Music with purpose, style, and – most of all – punch: Bajofondo’s interpretation of Electrotango usually gets noticed. Its latest hit track Pa’ Bailar received intensive radio play in the United States after it was prominently featured earlier this year in the CBS television series The Good Wife. As the series’ star Alicia Florrick (Julianna Margulies) strutted down a Chicago sidewalk to the Bajofondo beat after yet another victory in court, the group saw online sales of its albums skyrocket.
Electrotango’s ascendancy received a gentle push from the members Kraftwerk, the German pioneers of electronic music who were much awed by the Tanghetto cover of their hit Computer Love. Tanghetto was formed in 2002 by songwriter Max Masri who almost single-handedly redefined Argentina’s national genre by adding electronic drums, samplers, and synthesisers to the standard tango instrument fare of bandoneon, violoncello, and acoustic piano and guitar.
The release of Tanghetto’s first album Emigrante (electrotango) in 2003 coincided with yet another of Argentina’s interminable series of economic depressions and captured the moment with finely composed lamentations on the sorry state of the nation and the departure of almost an entire generation of talented young people to foreign – and more prosperous – shores. Promptly, parallels were identified between Tanghetto and the UK’s Massive Attack in the ‘smoky textures and delicate piano lines’ that the Los Angeles Times’s music critic keenly detected.

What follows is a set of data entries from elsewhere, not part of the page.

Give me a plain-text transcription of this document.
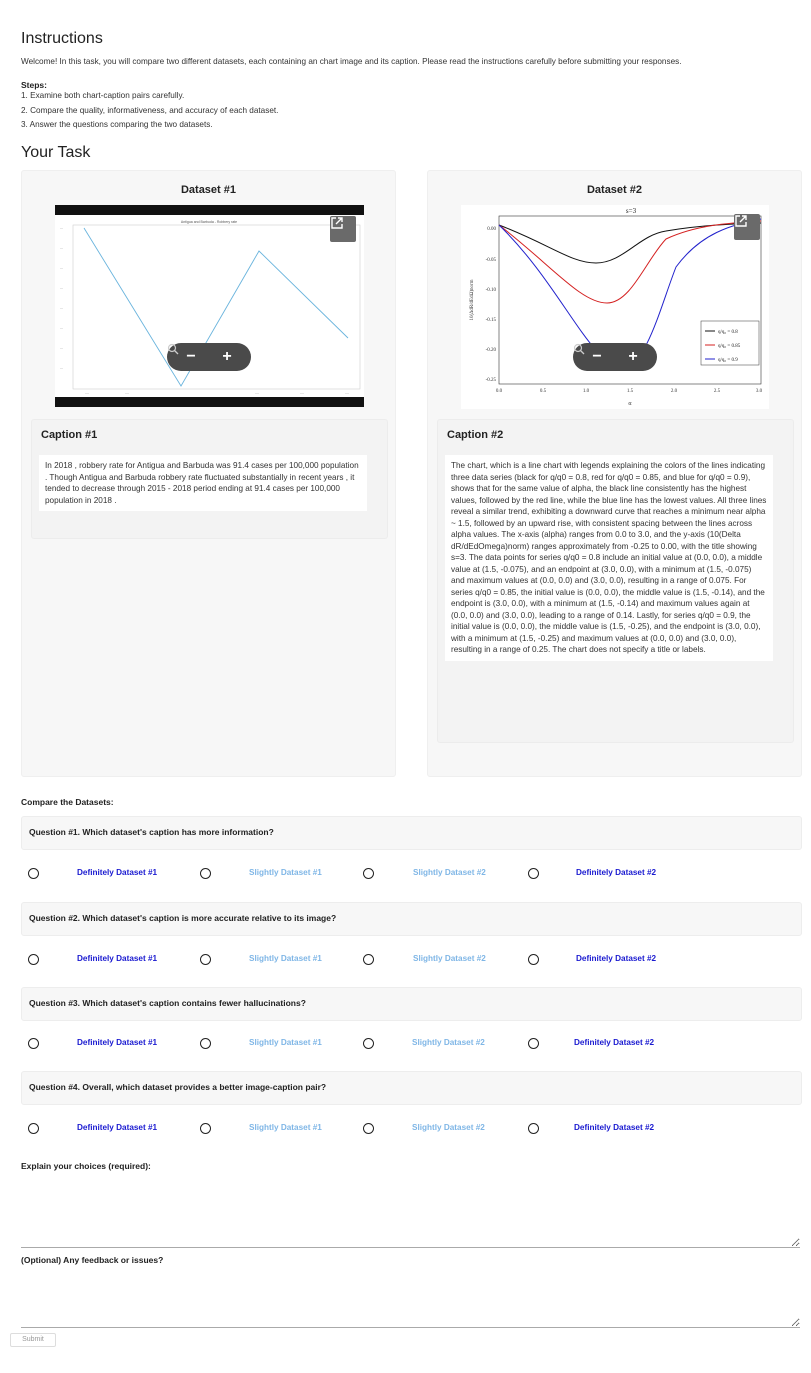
Instructions
Welcome! In this task, you will compare two different datasets, each containing an chart image and its caption. Please read the instructions carefully before submitting your responses.
Steps:
1. Examine both chart-caption pairs carefully.
2. Compare the quality, informativeness, and accuracy of each dataset.
3. Answer the questions comparing the two datasets.
Your Task
Dataset #1
Antigua and Barbuda - Robbery rate
---
---
---
---
---
---
---
---
----	----	----	----	----
− +
Caption #1
In 2018 , robbery rate for Antigua and Barbuda was 91.4 cases per 100,000 population . Though Antigua and Barbuda robbery rate fluctuated substantially in recent years , it tended to decrease through 2015 - 2018 period ending at 91.4 cases per 100,000 population in 2018 .
Dataset #2
s=3
0.00
-0.05
-0.10
-0.15
-0.20
-0.25
0.0	0.5	1.0	1.5	2.0	2.5	3.0
α
10(ΔdR/dEdΩ)norm
q/q₀ = 0.8
q/q₀ = 0.85
q/q₀ = 0.9
− +
Caption #2
The chart, which is a line chart with legends explaining the colors of the lines indicating three data series (black for q/q0 = 0.8, red for q/q0 = 0.85, and blue for q/q0 = 0.9), shows that for the same value of alpha, the black line consistently has the highest values, followed by the red line, while the blue line has the lowest values. All three lines reveal a similar trend, exhibiting a downward curve that reaches a minimum near alpha ~ 1.5, followed by an upward rise, with consistent spacing between the lines across alpha values. The x-axis (alpha) ranges from 0.0 to 3.0, and the y-axis (10(Delta dR/dEdOmega)norm) ranges approximately from -0.25 to 0.00, with the title showing s=3. The data points for series q/q0 = 0.8 include an initial value at (0.0, 0.0), a middle value at (1.5, -0.075), and an endpoint at (3.0, 0.0), with a minimum at (1.5, -0.075) and maximum values at (0.0, 0.0) and (3.0, 0.0), resulting in a range of 0.075. For series q/q0 = 0.85, the initial value is (0.0, 0.0), the middle value is (1.5, -0.14), and the endpoint is (3.0, 0.0), with a minimum at (1.5, -0.14) and maximum values again at (0.0, 0.0) and (3.0, 0.0), leading to a range of 0.14. Lastly, for series q/q0 = 0.9, the initial value is (0.0, 0.0), the middle value is (1.5, -0.25), and the endpoint is (3.0, 0.0), with a minimum at (1.5, -0.25) and maximum values at (0.0, 0.0) and (3.0, 0.0), resulting in a range of 0.25. The chart does not specify a title or labels.
Compare the Datasets:
Question #1. Which dataset's caption has more information?
Definitely Dataset #1	Slightly Dataset #1	Slightly Dataset #2	Definitely Dataset #2
Question #2. Which dataset's caption is more accurate relative to its image?
Definitely Dataset #1	Slightly Dataset #1	Slightly Dataset #2	Definitely Dataset #2
Question #3. Which dataset's caption contains fewer hallucinations?
Definitely Dataset #1	Slightly Dataset #1	Slightly Dataset #2	Definitely Dataset #2
Question #4. Overall, which dataset provides a better image-caption pair?
Definitely Dataset #1	Slightly Dataset #1	Slightly Dataset #2	Definitely Dataset #2
Explain your choices (required):
(Optional) Any feedback or issues?
Submit
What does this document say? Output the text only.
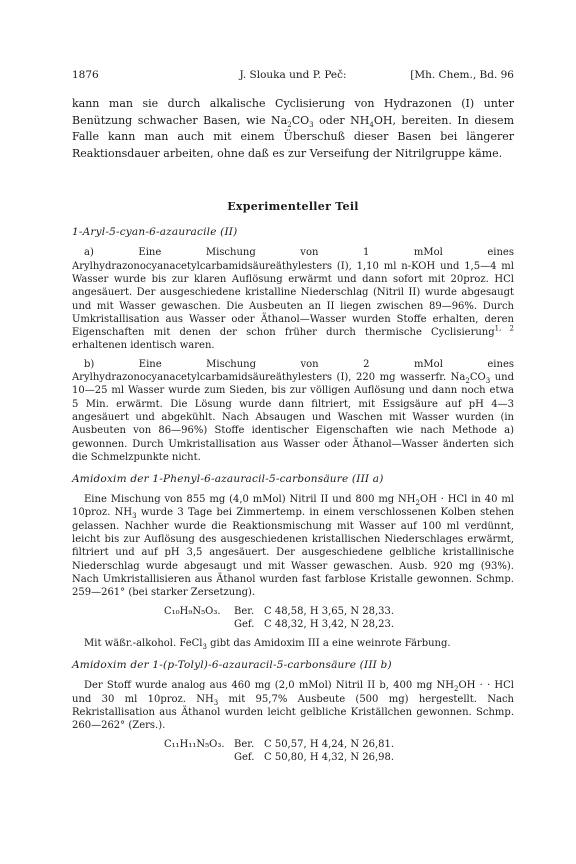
1876	J. Slouka und P. Peč:	[Mh. Chem., Bd. 96

kann man sie durch alkalische Cyclisierung von Hydrazonen (I) unter Benützung schwacher Basen, wie $Na_2CO_3$ oder $NH_4OH$, bereiten. In diesem Falle kann man auch mit einem Überschuß dieser Basen bei längerer Reaktionsdauer arbeiten, ohne daß es zur Verseifung der Nitrilgruppe käme.

Experimenteller Teil
1-Aryl-5-cyan-6-azauracile (II)

a) Eine Mischung von 1 mMol eines Arylhydrazonocyanacetylcarbamidsäureäthylesters (I), 1,10 ml n-KOH und 1,5—4 ml Wasser wurde bis zur klaren Auflösung erwärmt und dann sofort mit 20proz. HCl angesäuert. Der ausgeschiedene kristalline Niederschlag (Nitril II) wurde abgesaugt und mit Wasser gewaschen. Die Ausbeuten an II liegen zwischen 89—96%. Durch Umkristallisation aus Wasser oder Äthanol—Wasser wurden Stoffe erhalten, deren Eigenschaften mit denen der schon früher durch thermische Cyclisierung$^{1, 2}$ erhaltenen identisch waren.

b) Eine Mischung von 2 mMol eines Arylhydrazonocyanacetylcarbamidsäureäthylesters (I), 220 mg wasserfr. $Na_2CO_3$ und 10—25 ml Wasser wurde zum Sieden, bis zur völligen Auflösung und dann noch etwa 5 Min. erwärmt. Die Lösung wurde dann filtriert, mit Essigsäure auf pH 4—3 angesäuert und abgekühlt. Nach Absaugen und Waschen mit Wasser wurden (in Ausbeuten von 86—96%) Stoffe identischer Eigenschaften wie nach Methode a) gewonnen. Durch Umkristallisation aus Wasser oder Äthanol—Wasser änderten sich die Schmelzpunkte nicht.

Amidoxim der 1-Phenyl-6-azauracil-5-carbonsäure (III a)

Eine Mischung von 855 mg (4,0 mMol) Nitril II und 800 mg $NH_2OH$ · HCl in 40 ml 10proz. $NH_3$ wurde 3 Tage bei Zimmertemp. in einem verschlossenen Kolben stehen gelassen. Nachher wurde die Reaktionsmischung mit Wasser auf 100 ml verdünnt, leicht bis zur Auflösung des ausgeschiedenen kristallischen Niederschlages erwärmt, filtriert und auf pH 3,5 angesäuert. Der ausgeschiedene gelbliche kristallinische Niederschlag wurde abgesaugt und mit Wasser gewaschen. Ausb. 920 mg (93%). Nach Umkristallisieren aus Äthanol wurden fast farblose Kristalle gewonnen. Schmp. 259—261° (bei starker Zersetzung).

C₁₀H₉N₅O₃.	Ber. C 48,58, H 3,65, N 28,33.
Gef. C 48,32, H 3,42, N 28,23.

Mit wäßr.-alkohol. FeCl$_3$ gibt das Amidoxim III a eine weinrote Färbung.

Amidoxim der 1-(p-Tolyl)-6-azauracil-5-carbonsäure (III b)

Der Stoff wurde analog aus 460 mg (2,0 mMol) Nitril II b, 400 mg $NH_2OH$ · · HCl und 30 ml 10proz. $NH_3$ mit 95,7% Ausbeute (500 mg) hergestellt. Nach Rekristallisation aus Äthanol wurden leicht gelbliche Kriställchen gewonnen. Schmp. 260—262° (Zers.).

C₁₁H₁₁N₅O₃. Ber. C 50,57, H 4,24, N 26,81.
Gef. C 50,80, H 4,32, N 26,98.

Emigrante was nominated, but failed to win, in two categories of the Latin Grammys. Less concerned with convention, the judges of the Premio Gardel – the Argentinian music industry awards – handed the band two wins. Now touring Latin America, with occasional escapades to Europe and North America, Tanghetto has reached a cult-like status as the fearless pioneers of electrotango going as far as retouching – or better, reassembling – the almost sacrosanct songs of all-time tango great Astor Piazzolla. They’re getting away with it too.
As with traditional tango, Paris – and not necessarily Buenos Aires – has been instrumental in the development of electrotango. It was in the French capital the Gotan Project was formed in 1999 around Argentine musician Eduardo Makaroff and a few of his friends. Their 2001 La Revancha del Tango (Tango’s Revenge) album was ‘discovered’ – albeit belatedly – by British DJ Gilles Peterson who featured it on his BBC Radio 1 show in 2004, propelling the Argentinian/French/Swiss band to almost instant fame. That same year, the movie Shall We Dance? – starring Jennifer Lopez alongside Richard Gere – featured a song from the La Revancha del Tango album for its breath-taking dance sequence.

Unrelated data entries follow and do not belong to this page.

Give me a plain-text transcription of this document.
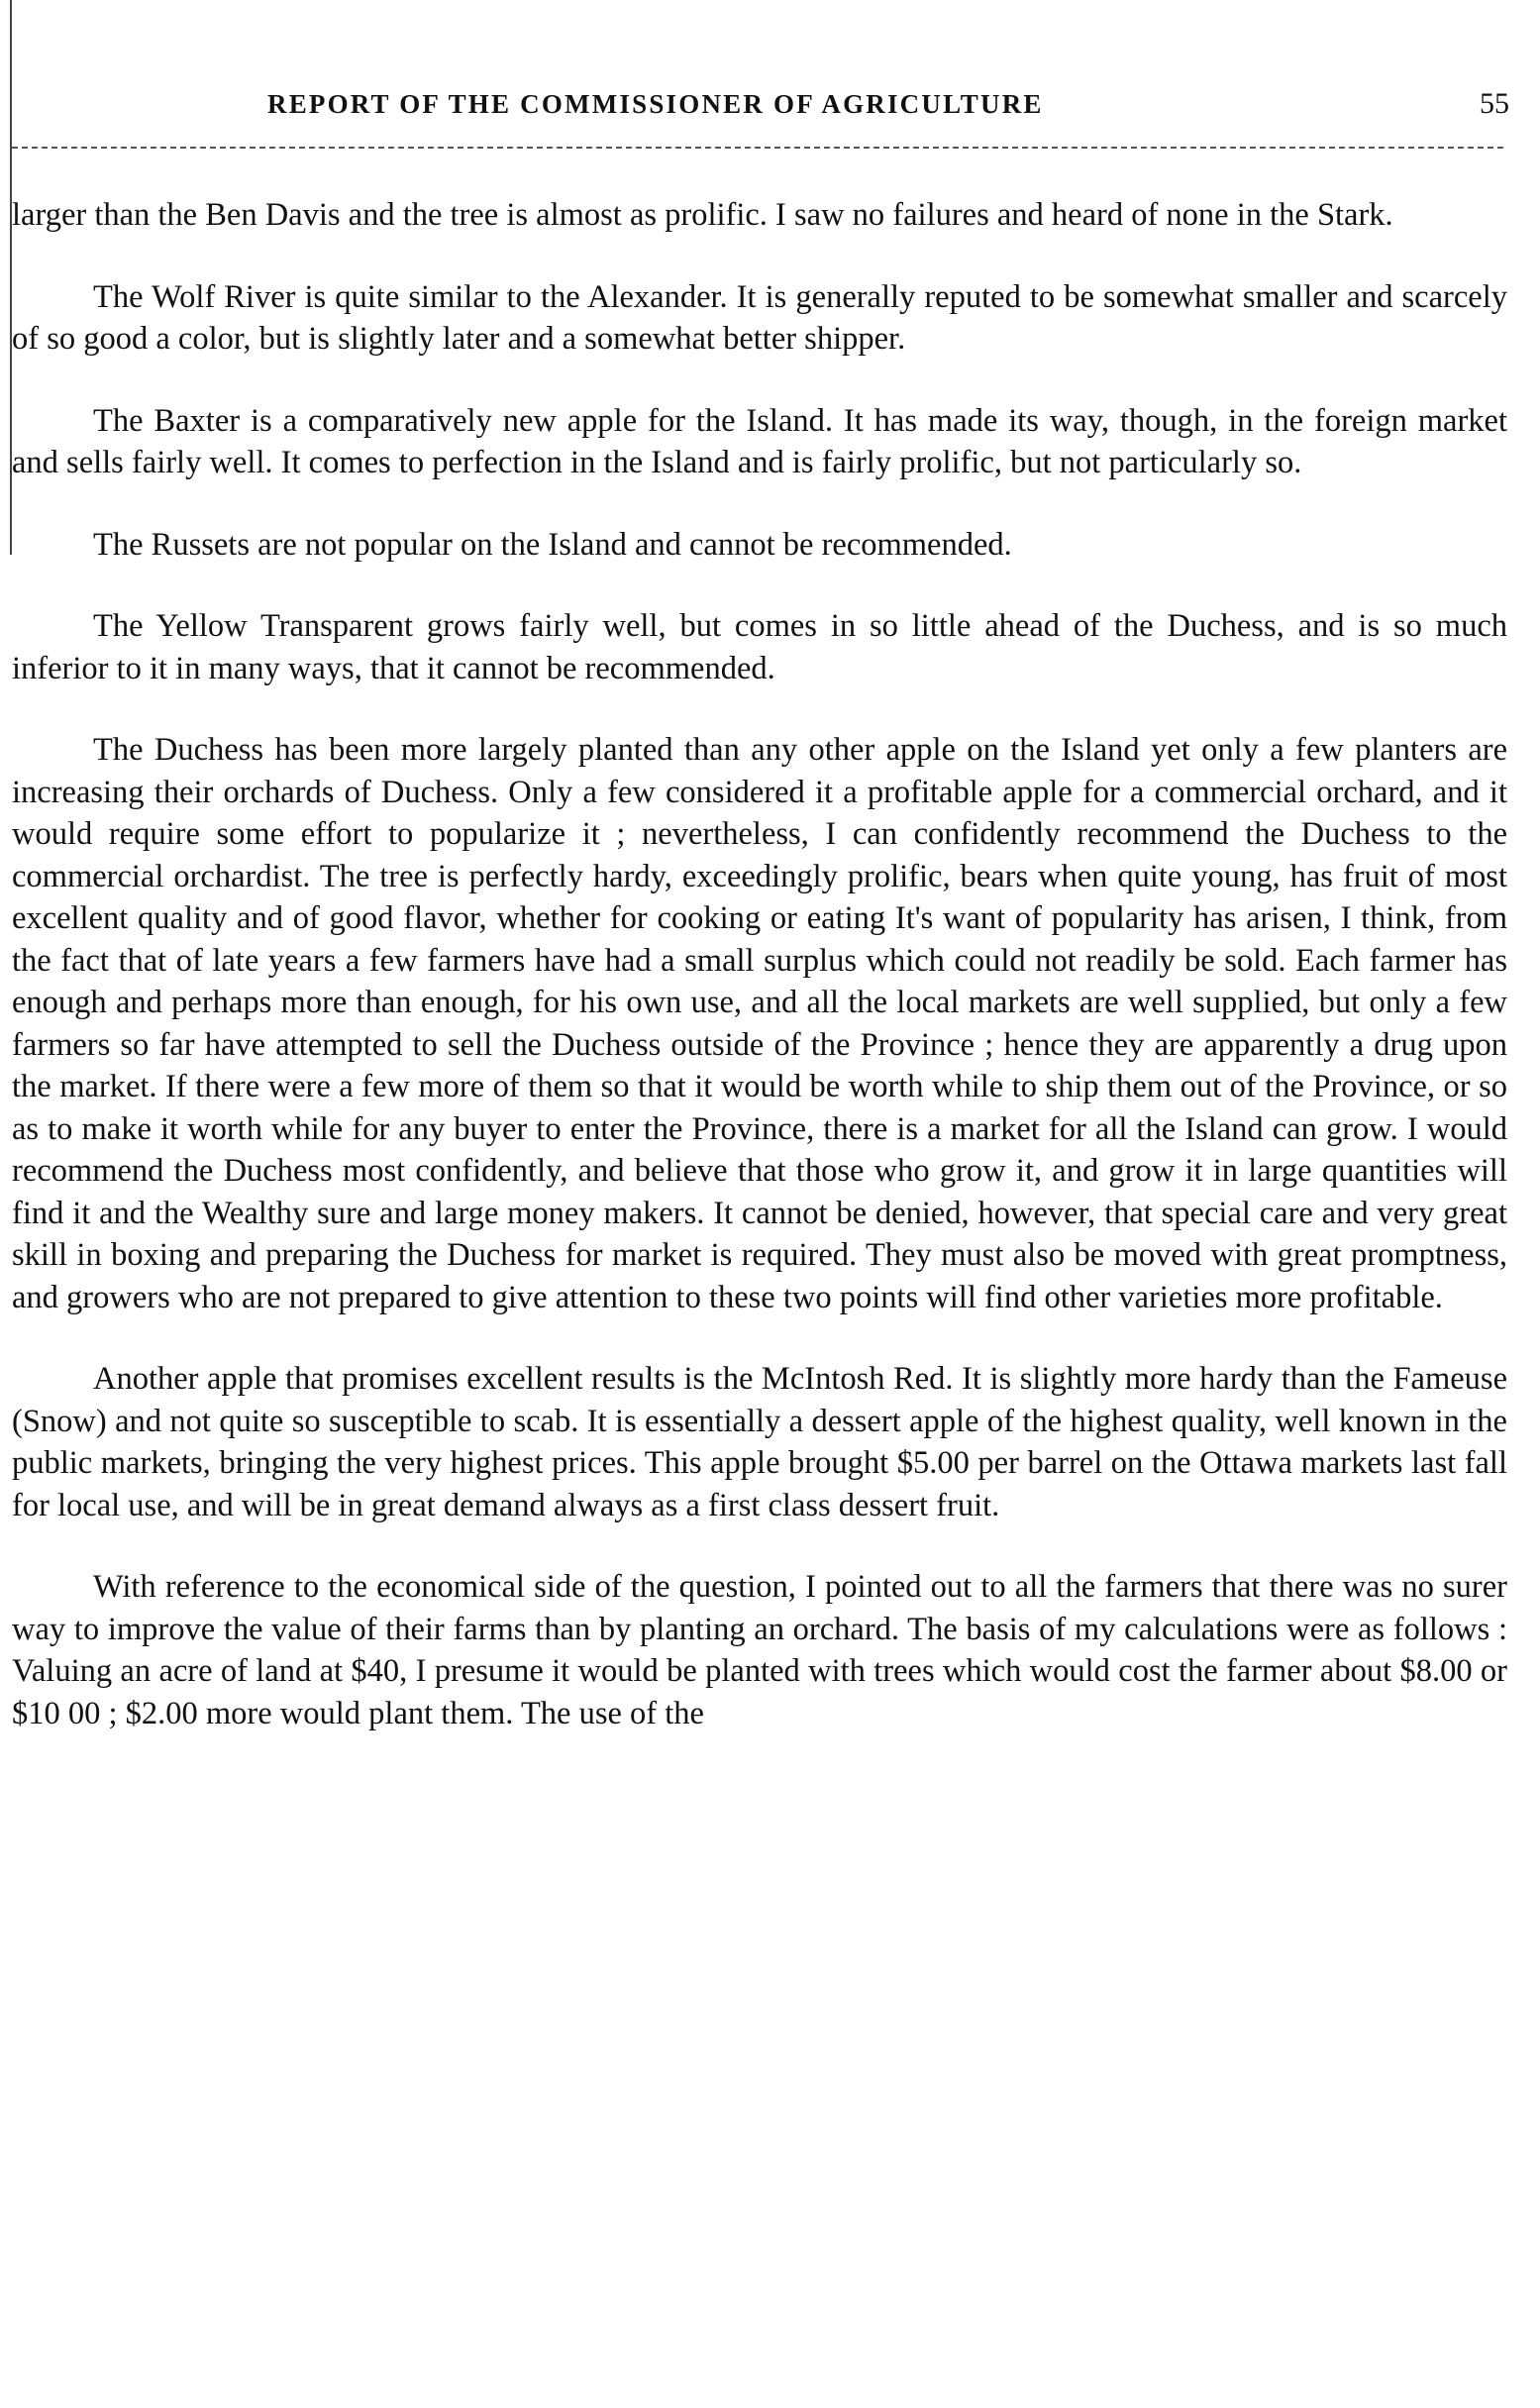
REPORT OF THE COMMISSIONER OF AGRICULTURE	55

larger than the Ben Davis and the tree is almost as prolific. I saw no failures and heard of none in the Stark.

The Wolf River is quite similar to the Alexander. It is generally reputed to be somewhat smaller and scarcely of so good a color, but is slightly later and a somewhat better shipper.

The Baxter is a comparatively new apple for the Island. It has made its way, though, in the foreign market and sells fairly well. It comes to perfection in the Island and is fairly prolific, but not particularly so.

The Russets are not popular on the Island and cannot be recommended.

The Yellow Transparent grows fairly well, but comes in so little ahead of the Duchess, and is so much inferior to it in many ways, that it cannot be recommended.

The Duchess has been more largely planted than any other apple on the Island yet only a few planters are increasing their orchards of Duchess. Only a few considered it a profitable apple for a commercial orchard, and it would require some effort to popularize it ; nevertheless, I can confidently recommend the Duchess to the commercial orchardist. The tree is perfectly hardy, exceedingly prolific, bears when quite young, has fruit of most excellent quality and of good flavor, whether for cooking or eating It's want of popularity has arisen, I think, from the fact that of late years a few farmers have had a small surplus which could not readily be sold. Each farmer has enough and perhaps more than enough, for his own use, and all the local markets are well supplied, but only a few farmers so far have attempted to sell the Duchess outside of the Province ; hence they are apparently a drug upon the market. If there were a few more of them so that it would be worth while to ship them out of the Province, or so as to make it worth while for any buyer to enter the Province, there is a market for all the Island can grow. I would recommend the Duchess most confidently, and believe that those who grow it, and grow it in large quantities will find it and the Wealthy sure and large money makers. It cannot be denied, however, that special care and very great skill in boxing and preparing the Duchess for market is required. They must also be moved with great promptness, and growers who are not prepared to give attention to these two points will find other varieties more profitable.

Another apple that promises excellent results is the McIntosh Red. It is slightly more hardy than the Fameuse (Snow) and not quite so susceptible to scab. It is essentially a dessert apple of the highest quality, well known in the public markets, bringing the very highest prices. This apple brought $5.00 per barrel on the Ottawa markets last fall for local use, and will be in great demand always as a first class dessert fruit.

With reference to the economical side of the question, I pointed out to all the farmers that there was no surer way to improve the value of their farms than by planting an orchard. The basis of my calculations were as follows : Valuing an acre of land at $40, I presume it would be planted with trees which would cost the farmer about $8.00 or $10 00 ; $2.00 more would plant them. The use of the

“Everything changed as soon as we decided to apply electronics to tango, producing something that simply had not existed before. While many predicted that by doing so Gotan Project had willingly confined itself to the outer reaches of the music scene, if not its underground, amazingly enough the whole thing just worked and became a huge success without any marketing effort on our part,” remembers Eduardo Makaroff. La Revancha del Tango went on to sell over a million copies: “From messing around with specialist vinyl records for DJs that had a press run of at most a thousand, we all of a sudden found ourselves surrounded by record company executives eager to sign us on.”

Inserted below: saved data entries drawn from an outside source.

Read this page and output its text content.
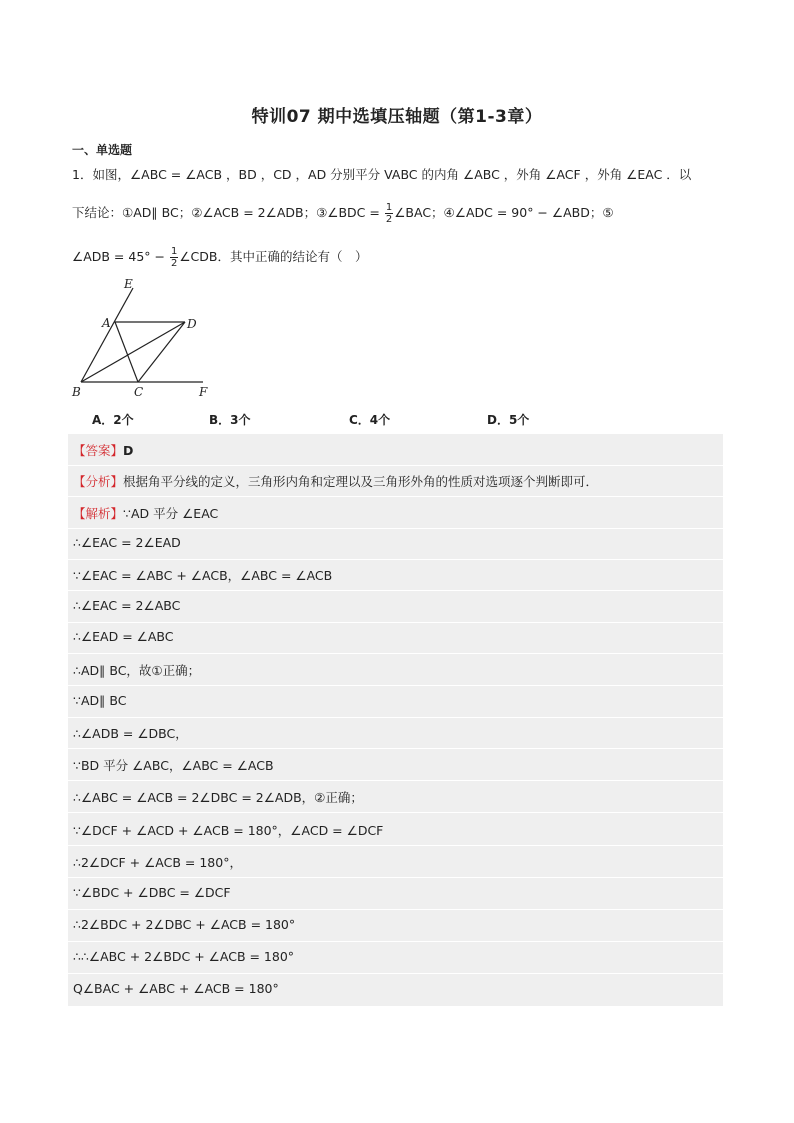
特训07 期中选填压轴题（第1-3章）
一、单选题
1．如图，∠ABC = ∠ACB ，BD ，CD ，AD 分别平分 VABC 的内角 ∠ABC ，外角 ∠ACF ，外角 ∠EAC ．以
下结论：①AD∥ BC；②∠ACB = 2∠ADB；③∠BDC = $\frac{1}{2}$ ∠BAC；④∠ADC = 90° − ∠ABD；⑤
∠ADB = $45^\circ - \frac{1}{2}$ ∠CDB．其中正确的结论有（　）
E
A	D
B	C	F
A．2个	B．3个	C．4个	D．5个
【答案】D
【分析】根据角平分线的定义，三角形内角和定理以及三角形外角的性质对选项逐个判断即可．
【解析】∵AD 平分 ∠EAC
∴∠EAC = 2∠EAD
∵∠EAC = ∠ABC + ∠ACB，∠ABC = ∠ACB
∴∠EAC = 2∠ABC
∴∠EAD = ∠ABC
∴AD∥ BC，故①正确；
∵AD∥ BC
∴∠ADB = ∠DBC，
∵BD 平分 ∠ABC，∠ABC = ∠ACB
∴∠ABC = ∠ACB = 2∠DBC = 2∠ADB，②正确；
∵∠DCF + ∠ACD + ∠ACB = 180°，∠ACD = ∠DCF
∴2∠DCF + ∠ACB = 180°，
∵∠BDC + ∠DBC = ∠DCF
∴2∠BDC + 2∠DBC + ∠ACB = 180°
∴∴∠ABC + 2∠BDC + ∠ACB = 180°
Q∠BAC + ∠ABC + ∠ACB = 180°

Though there is some dispute, often quite acerbic, amongst music critics about the inventors of electrotango, the two most likely candidates – Gotan Project and Bajofondo – couldn’t care less. Band members figure the world offers a large enough stage for both to upset convention. And so it does.
Cover photo: Tango both timeless and modern as demonstrated by the band Electro Tango.